Le gambit de la reine d’Ashley Lynn Priore était ici bien avant l’émission de télévision

Ashley Lynn Priore a une réponse rapide lorsque je lui demande ce qu’elle pense de l’émission à succès Le gambit de la reine. «Nous étions ici les premiers!» dit-elle, à moitié en plaisantant. Priore, 21 ans, est la fondatrice, présidente et PDG du Queen’s Gambit Chess Institute de Pittsburgh, en Pennsylvanie, qui vise à développer des compétences en leadership et en pensée critique grâce à l’éducation aux échecs. «Mais», poursuit-elle, «je suis en fait excitée que les gens entendent [about the show] maintenant, parce que je veux qu’ils pensent aux échecs d’une manière positive.

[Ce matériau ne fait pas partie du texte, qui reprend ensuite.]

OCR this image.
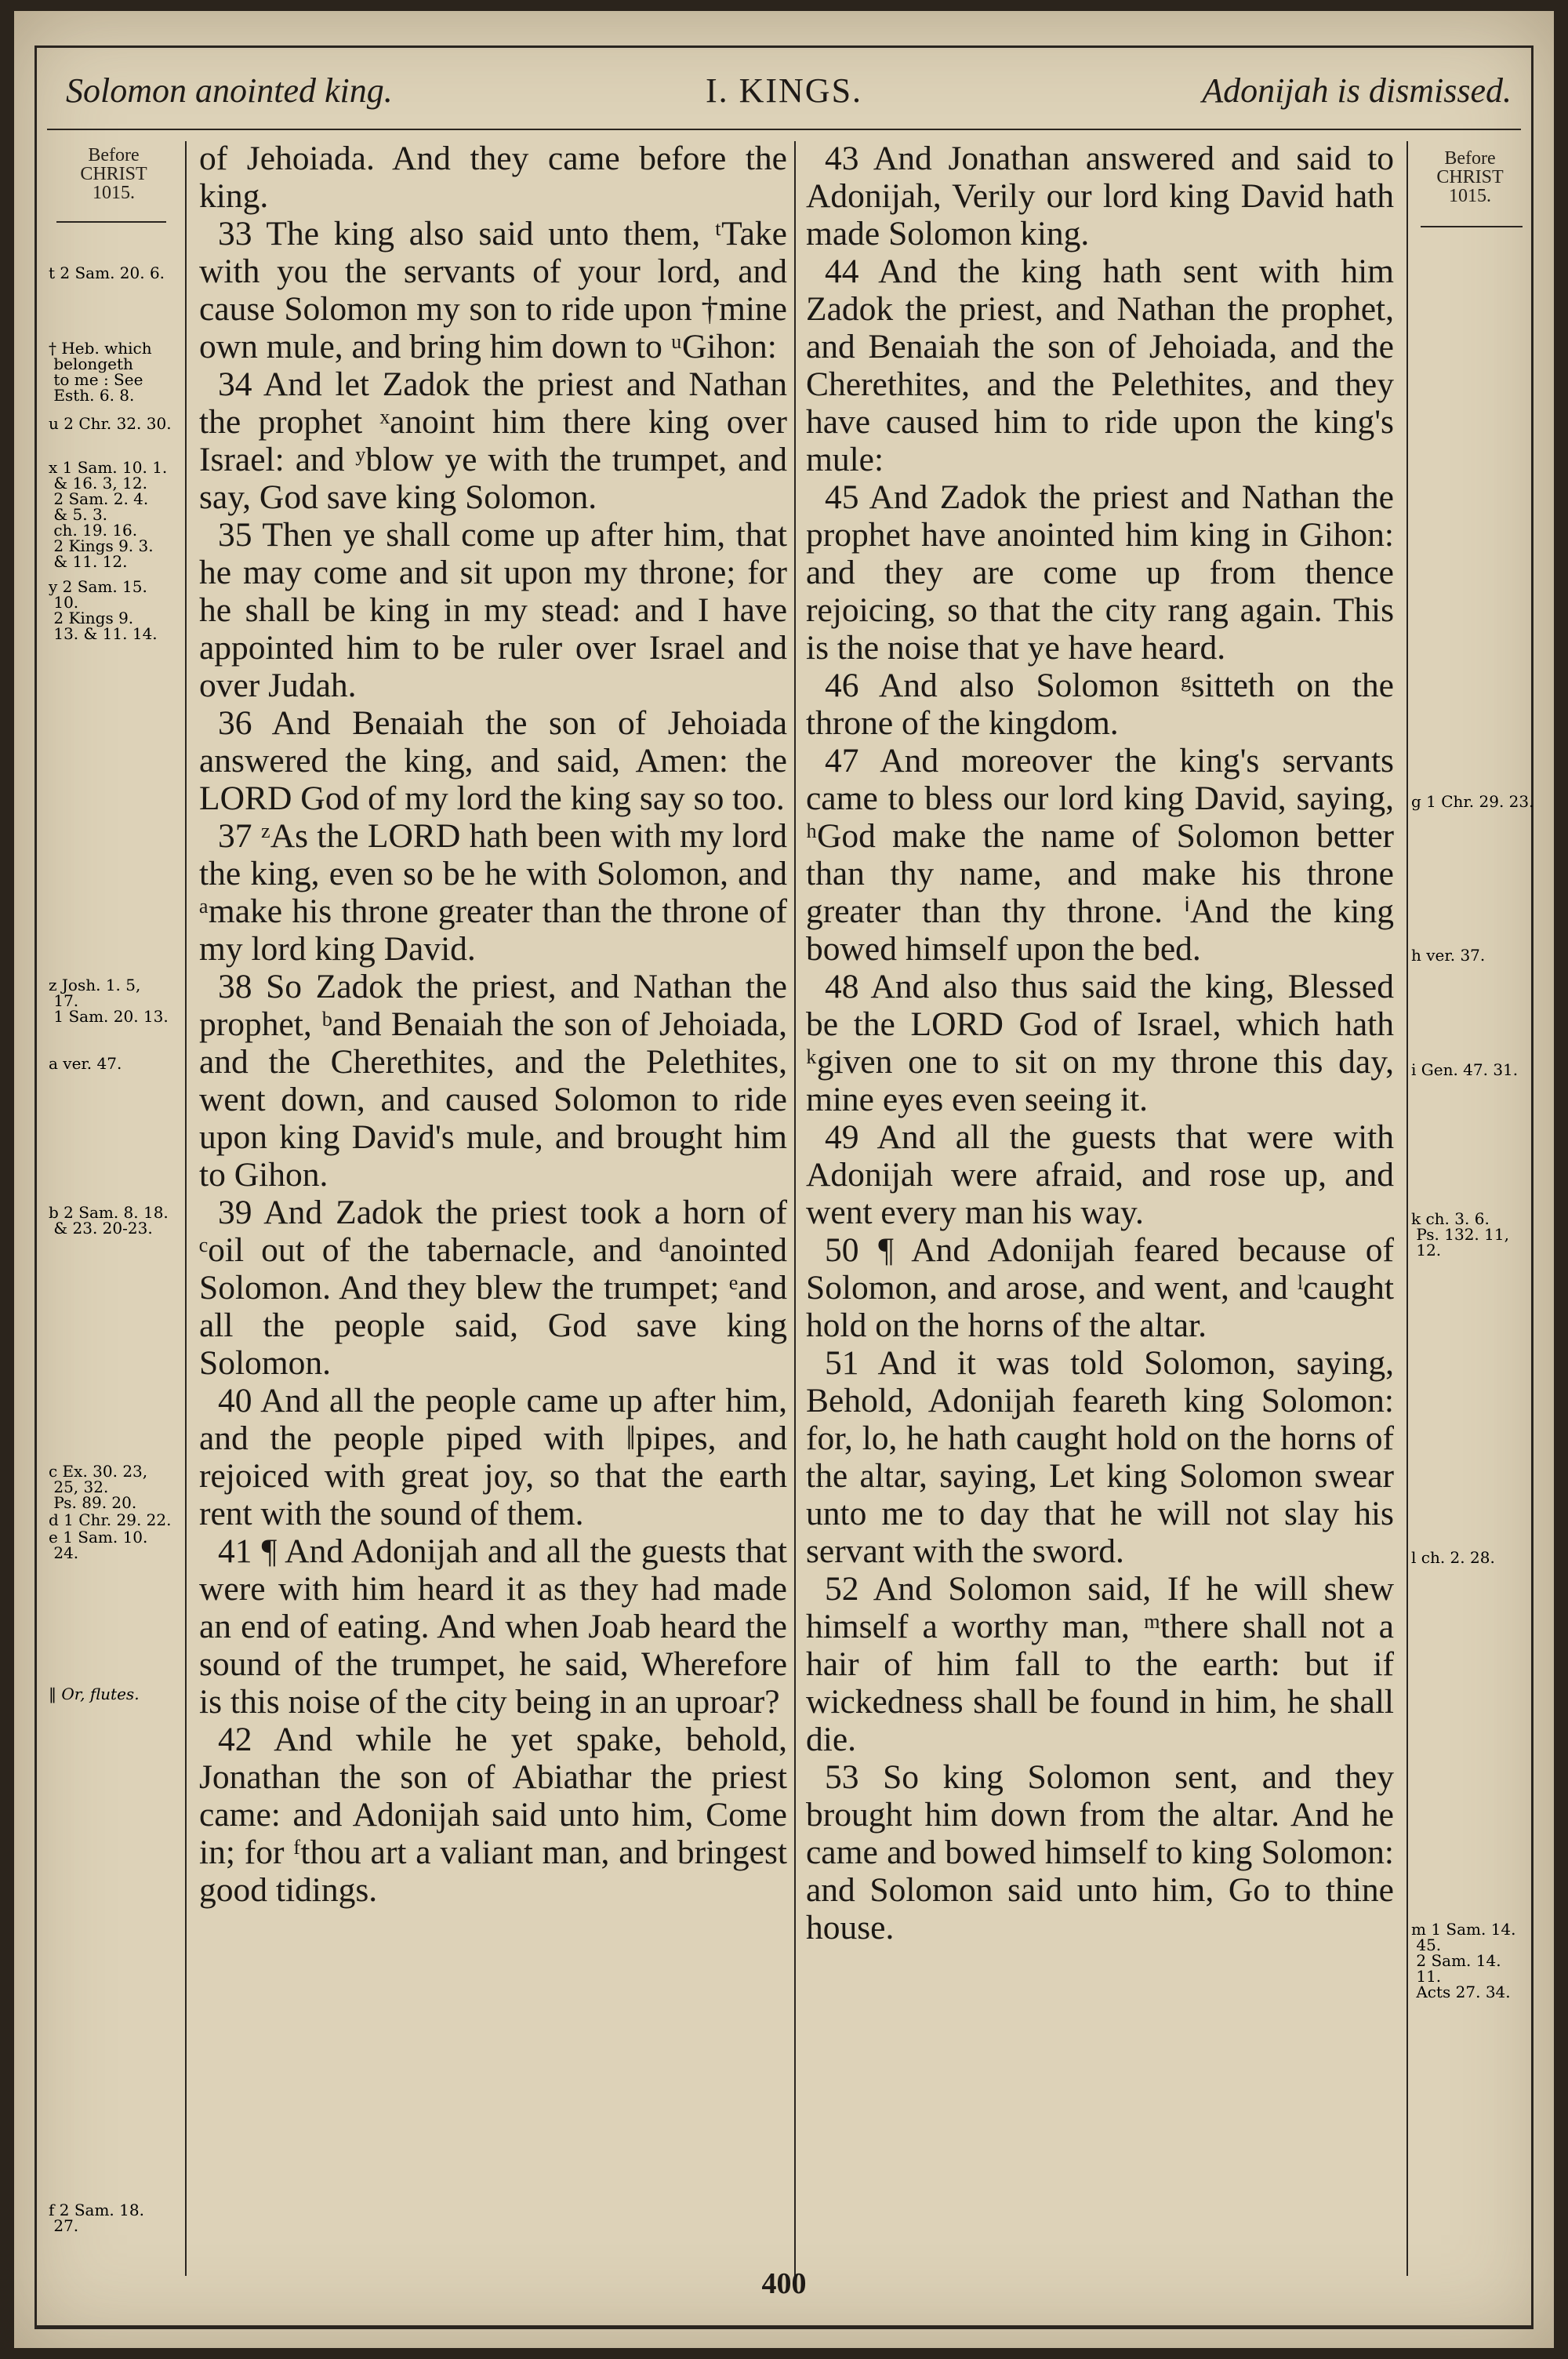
Solomon anointed king.	I. KINGS.	Adonijah is dismissed.
Before
CHRIST
1015.
t 2 Sam. 20. 6.
† Heb. which
belongeth
to me : See
Esth. 6. 8.
u 2 Chr. 32. 30.
x 1 Sam. 10. 1.
& 16. 3, 12.
2 Sam. 2. 4.
& 5. 3.
ch. 19. 16.
2 Kings 9. 3.
& 11. 12.
y 2 Sam. 15.
10.
2 Kings 9.
13. & 11. 14.
z Josh. 1. 5,
17.
1 Sam. 20. 13.
a ver. 47.
b 2 Sam. 8. 18.
& 23. 20-23.
c Ex. 30. 23,
25, 32.
Ps. 89. 20.
d 1 Chr. 29. 22.
e 1 Sam. 10.
24.
‖ Or, flutes.
f 2 Sam. 18.
27.

of Jehoiada. And they came before the king.

33 The king also said unto them, ᵗTake with you the servants of your lord, and cause Solomon my son to ride upon †mine own mule, and bring him down to ᵘGihon:

34 And let Zadok the priest and Nathan the prophet ˣanoint him there king over Israel: and ʸblow ye with the trumpet, and say, God save king Solomon.

35 Then ye shall come up after him, that he may come and sit upon my throne; for he shall be king in my stead: and I have appointed him to be ruler over Israel and over Judah.

36 And Benaiah the son of Jehoiada answered the king, and said, Amen: the LORD God of my lord the king say so too.

37 ᶻAs the LORD hath been with my lord the king, even so be he with Solomon, and ᵃmake his throne greater than the throne of my lord king David.

38 So Zadok the priest, and Nathan the prophet, ᵇand Benaiah the son of Jehoiada, and the Cherethites, and the Pelethites, went down, and caused Solomon to ride upon king David's mule, and brought him to Gihon.

39 And Zadok the priest took a horn of ᶜoil out of the tabernacle, and ᵈanointed Solomon. And they blew the trumpet; ᵉand all the people said, God save king Solomon.

40 And all the people came up after him, and the people piped with ‖pipes, and rejoiced with great joy, so that the earth rent with the sound of them.

41 ¶ And Adonijah and all the guests that were with him heard it as they had made an end of eating. And when Joab heard the sound of the trumpet, he said, Wherefore is this noise of the city being in an uproar?

42 And while he yet spake, behold, Jonathan the son of Abiathar the priest came: and Adonijah said unto him, Come in; for ᶠthou art a valiant man, and bringest good tidings.

43 And Jonathan answered and said to Adonijah, Verily our lord king David hath made Solomon king.

44 And the king hath sent with him Zadok the priest, and Nathan the prophet, and Benaiah the son of Jehoiada, and the Cherethites, and the Pelethites, and they have caused him to ride upon the king's mule:

45 And Zadok the priest and Nathan the prophet have anointed him king in Gihon: and they are come up from thence rejoicing, so that the city rang again. This is the noise that ye have heard.

46 And also Solomon ᵍsitteth on the throne of the kingdom.

47 And moreover the king's servants came to bless our lord king David, saying, ʰGod make the name of Solomon better than thy name, and make his throne greater than thy throne. ⁱAnd the king bowed himself upon the bed.

48 And also thus said the king, Blessed be the LORD God of Israel, which hath ᵏgiven one to sit on my throne this day, mine eyes even seeing it.

49 And all the guests that were with Adonijah were afraid, and rose up, and went every man his way.

50 ¶ And Adonijah feared because of Solomon, and arose, and went, and ˡcaught hold on the horns of the altar.

51 And it was told Solomon, saying, Behold, Adonijah feareth king Solomon: for, lo, he hath caught hold on the horns of the altar, saying, Let king Solomon swear unto me to day that he will not slay his servant with the sword.

52 And Solomon said, If he will shew himself a worthy man, ᵐthere shall not a hair of him fall to the earth: but if wickedness shall be found in him, he shall die.

53 So king Solomon sent, and they brought him down from the altar. And he came and bowed himself to king Solomon: and Solomon said unto him, Go to thine house.

Before
CHRIST
1015.
g 1 Chr. 29. 23.
h ver. 37.
i Gen. 47. 31.
k ch. 3. 6.
Ps. 132. 11,
12.
l ch. 2. 28.
m 1 Sam. 14.
45.
2 Sam. 14.
11.
Acts 27. 34.
400
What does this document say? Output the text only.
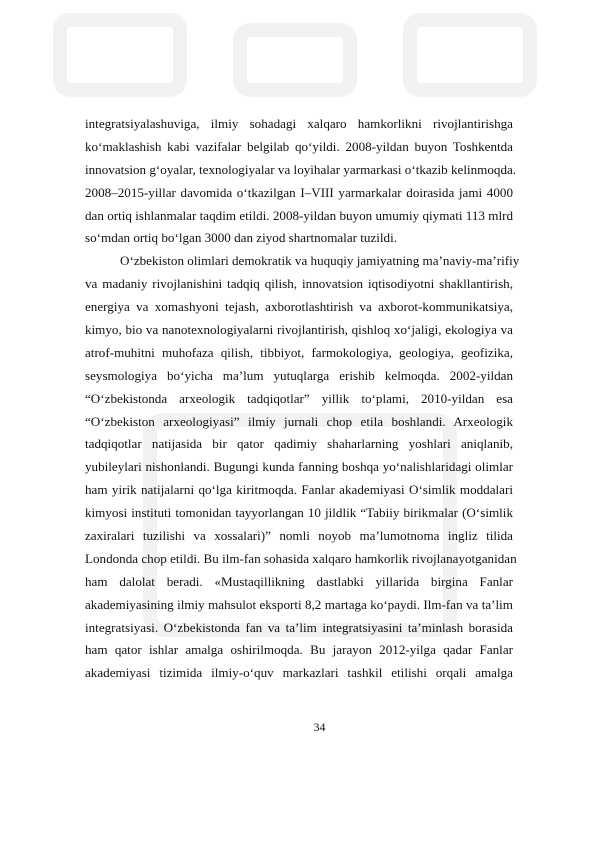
integratsiyalashuviga, ilmiy sohadagi xalqaro hamkorlikni rivojlantirishga
ko‘maklashish kabi vazifalar belgilab qo‘yildi. 2008-yildan buyon Toshkentda
innovatsion g‘oyalar, texnologiyalar va loyihalar yarmarkasi o‘tkazib kelinmoqda.
2008–2015-yillar davomida o‘tkazilgan I–VIII yarmarkalar doirasida jami 4000
dan ortiq ishlanmalar taqdim etildi. 2008-yildan buyon umumiy qiymati 113 mlrd
so‘mdan ortiq bo‘lgan 3000 dan ziyod shartnomalar tuzildi.
O‘zbekiston olimlari demokratik va huquqiy jamiyatning ma’naviy-ma’rifiy
va madaniy rivojlanishini tadqiq qilish, innovatsion iqtisodiyotni shakllantirish,
energiya va xomashyoni tejash, axborotlashtirish va axborot-kommunikatsiya,
kimyo, bio va nanotexnologiyalarni rivojlantirish, qishloq xo‘jaligi, ekologiya va
atrof-muhitni muhofaza qilish, tibbiyot, farmokologiya, geologiya, geofizika,
seysmologiya bo‘yicha ma’lum yutuqlarga erishib kelmoqda. 2002-yildan
“O‘zbekistonda arxeologik tadqiqotlar” yillik to‘plami, 2010-yildan esa
“O‘zbekiston arxeologiyasi” ilmiy jurnali chop etila boshlandi. Arxeologik
tadqiqotlar natijasida bir qator qadimiy shaharlarning yoshlari aniqlanib,
yubileylari nishonlandi. Bugungi kunda fanning boshqa yo‘nalishlaridagi olimlar
ham yirik natijalarni qo‘lga kiritmoqda. Fanlar akademiyasi O‘simlik moddalari
kimyosi instituti tomonidan tayyorlangan 10 jildlik “Tabiiy birikmalar (O‘simlik
zaxiralari tuzilishi va xossalari)” nomli noyob ma’lumotnoma ingliz tilida
Londonda chop etildi. Bu ilm-fan sohasida xalqaro hamkorlik rivojlanayotganidan
ham dalolat beradi. «Mustaqillikning dastlabki yillarida birgina Fanlar
akademiyasining ilmiy mahsulot eksporti 8,2 martaga ko‘paydi. Ilm-fan va ta’lim
integratsiyasi. O‘zbekistonda fan va ta’lim integratsiyasini ta’minlash borasida
ham qator ishlar amalga oshirilmoqda. Bu jarayon 2012-yilga qadar Fanlar
akademiyasi tizimida ilmiy-o‘quv markazlari tashkil etilishi orqali amalga
34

Priore, maintenant étudiante à l’université de Pittsburgh, a fondé Queen’s Gambit (l’institut d’échecs) en 2014 alors qu’elle n’avait que 14 ans. Mais elle avait déjà une décennie d’expérience à son actif, ayant commencé à jouer avec ses frères et sœurs alors qu’elle n’avait que 4 ans. « Je me souviens avoir été vraiment bouleversée que mes frères aient appris à jouer aux échecs avant ma sœur et moi », dit-elle. « C’était une de ces choses que, même alors, je savais qu’il y avait une certaine inégalité dans le jeu. » des tournois en tant qu’enfant et adolescente – et en voyant le peu de filles concurrentes – lui a fait comprendre ce qu’une jeune femme comme elle pouvait apporter au jeu. «Je voulais commencer à enseigner les échecs et inciter les jeunes femmes à apprendre les échecs aussi,» dit-elle, « depuis que tous les instructeurs d’échecs que j’ai eu sont des blancs plus âgés. »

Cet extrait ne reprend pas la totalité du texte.